Redefine compiledGlynnAlgorithm
like so (note that it now takes a one dimensional list for d
):
compiledGlynnAlgorithm = Compile[{{d, _Integer, 1}, {a, _Complex, 2}},
Apply[Times, (d.a) d],
CompilationTarget -> "C", RuntimeAttributes -> {Listable}, Parallelization -> True]
And put the Total
into Permanent
Permanent[mArg_List /; (MatrixQ[mArg, NumericQ])] :=
Total@compiledGlynnAlgorithm[δGrayCodeList[mArg // Length], mArg] //
#/2^((mArg // Length) - 1) &;
a bit more speed
As ssch suggested, a little more performance can be squeezed out by exploiting the fact that the product of a given row of the Gray Code list is either 1 or -1. Furthermore, these occur alternately. So we can redefine compiledGlynnAlgorithm
to remove the multiplication by d
:
compiledGlynnAlgorithm = Compile[{{d, _Integer, 1}, {a, _Complex, 2}},
Apply[Times, (d.a)],
CompilationTarget -> "C", RuntimeAttributes -> {Listable}, Parallelization -> True]
and modify Permanent
to Total
the odd and even rows of the result separately:
Permanent[mArg_List /; (MatrixQ[mArg, NumericQ])] :=
Module[{x},
x = compiledGlynnAlgorithm[δGrayCodeList[mArg // Length], mArg];
(Total[x[[;; ;; 2]]] - Total[x[[2 ;; ;; 2]]]) // #/2^((mArg // Length) - 1) &]
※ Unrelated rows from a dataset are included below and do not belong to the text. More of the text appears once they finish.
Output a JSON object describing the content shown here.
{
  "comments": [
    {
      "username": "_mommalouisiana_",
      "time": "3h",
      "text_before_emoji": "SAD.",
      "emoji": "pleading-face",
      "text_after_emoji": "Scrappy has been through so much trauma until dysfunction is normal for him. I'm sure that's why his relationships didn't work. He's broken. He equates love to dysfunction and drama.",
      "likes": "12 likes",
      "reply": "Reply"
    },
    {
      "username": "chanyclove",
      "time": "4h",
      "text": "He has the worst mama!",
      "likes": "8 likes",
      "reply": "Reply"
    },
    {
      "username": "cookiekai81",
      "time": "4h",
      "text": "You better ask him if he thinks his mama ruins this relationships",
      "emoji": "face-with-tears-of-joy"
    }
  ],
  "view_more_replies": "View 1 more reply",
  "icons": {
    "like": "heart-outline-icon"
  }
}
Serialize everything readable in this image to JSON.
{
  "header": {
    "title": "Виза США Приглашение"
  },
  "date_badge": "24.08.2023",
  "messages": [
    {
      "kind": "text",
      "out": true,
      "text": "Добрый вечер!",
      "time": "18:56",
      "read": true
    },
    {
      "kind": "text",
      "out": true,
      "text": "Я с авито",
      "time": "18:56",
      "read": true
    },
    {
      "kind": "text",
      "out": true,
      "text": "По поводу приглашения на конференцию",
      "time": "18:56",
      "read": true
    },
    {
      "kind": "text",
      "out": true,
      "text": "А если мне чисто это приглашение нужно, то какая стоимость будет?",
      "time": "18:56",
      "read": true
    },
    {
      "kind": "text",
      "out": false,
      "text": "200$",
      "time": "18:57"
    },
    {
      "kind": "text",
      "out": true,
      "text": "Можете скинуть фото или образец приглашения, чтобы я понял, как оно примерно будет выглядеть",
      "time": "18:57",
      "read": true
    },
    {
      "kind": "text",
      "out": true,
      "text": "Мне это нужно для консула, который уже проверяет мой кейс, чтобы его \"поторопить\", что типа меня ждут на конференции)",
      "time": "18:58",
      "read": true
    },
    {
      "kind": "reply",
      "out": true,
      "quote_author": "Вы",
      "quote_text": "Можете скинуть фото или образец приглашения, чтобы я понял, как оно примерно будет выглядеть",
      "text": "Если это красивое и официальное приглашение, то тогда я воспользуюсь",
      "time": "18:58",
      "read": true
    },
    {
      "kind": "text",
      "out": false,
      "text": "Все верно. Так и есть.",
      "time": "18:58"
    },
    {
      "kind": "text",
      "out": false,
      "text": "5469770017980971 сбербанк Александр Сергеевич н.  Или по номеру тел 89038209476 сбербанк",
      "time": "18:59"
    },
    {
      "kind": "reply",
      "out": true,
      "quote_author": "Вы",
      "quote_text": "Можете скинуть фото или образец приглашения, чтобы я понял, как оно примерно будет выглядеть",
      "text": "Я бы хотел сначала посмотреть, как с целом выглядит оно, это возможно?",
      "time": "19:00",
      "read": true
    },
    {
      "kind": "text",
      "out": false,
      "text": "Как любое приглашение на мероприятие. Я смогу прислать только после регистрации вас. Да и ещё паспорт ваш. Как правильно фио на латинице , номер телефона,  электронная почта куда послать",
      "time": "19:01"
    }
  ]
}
On my machine this gives about a factor of 3.5 speed increase over the original code for a 20x20 matrix.
Here's my relatively compact implementation of Glynn's formula, which incorporates the Gray code optimization:
SetAttributes[GrayCode, Listable];
GrayCode[n_Integer] := BitXor[n, BitShiftRight[n]]
permanent[mat_?MatrixQ] /; Equal @@ Dimensions[mat] :=
Module[{b = 2^(Length[mat] - 1)},
PadRight[{}, b, {1, -1}].(Times @@@
((2 IntegerDigits[2 b - GrayCode[Range[0, b - 1]] - 1,
2] - 1).mat))/b]
Here is a compiled version of the Gray-permuted Glynn formula. The code is adapted from Knuth's method for generating tuples in Gray order:
cPermanent = Compile[{{m, _Real, 2}},
Module[{n = Length[m], d, f, j, p, s},
d = Table[1, {n}]; f = Range[0, n - 1];
j = 0; s = 1; p = Times @@ Total[m];
While[j < n - 1,
f[[1]] = 0; d[[n - j]] *= -1;
s *= -1; p += s (Times @@ (d.m));
f[[j + 1]] = f[[j + 2]]; f[[j + 2]] = j + 1;
j = f[[1]]];
p/2^j], "RuntimeOptions" -> "Quality"];
(Modifying the compiled routine to handle complex matrices is completely straightforward.)
At least in the limited tests I did, these two perform quite well for symbolic and numerical matrices, compared to the MathWorld routine. I do not have version 10, so I can't say whether these routines are any better than the now built-in Permanent[]
function.
For reference, here is an implementation of Ryser's formula, adapted from old code by Ilan Vardi:
permanent[mat_?MatrixQ] /; Equal @@ Dimensions[mat] :=
Module[{n = Length[mat], l},
l = Range[2^n - 1];
(1 - 2 Mod[n, 2]) PadRight[{}, 2^n - 1, {-1, 1}].(Times @@@
Accumulate[JacobiSymbol[-1, l]
mat[[IntegerExponent[l, 2] + 1]]])]
It is a bit slower than the routine based on Glynn's formula.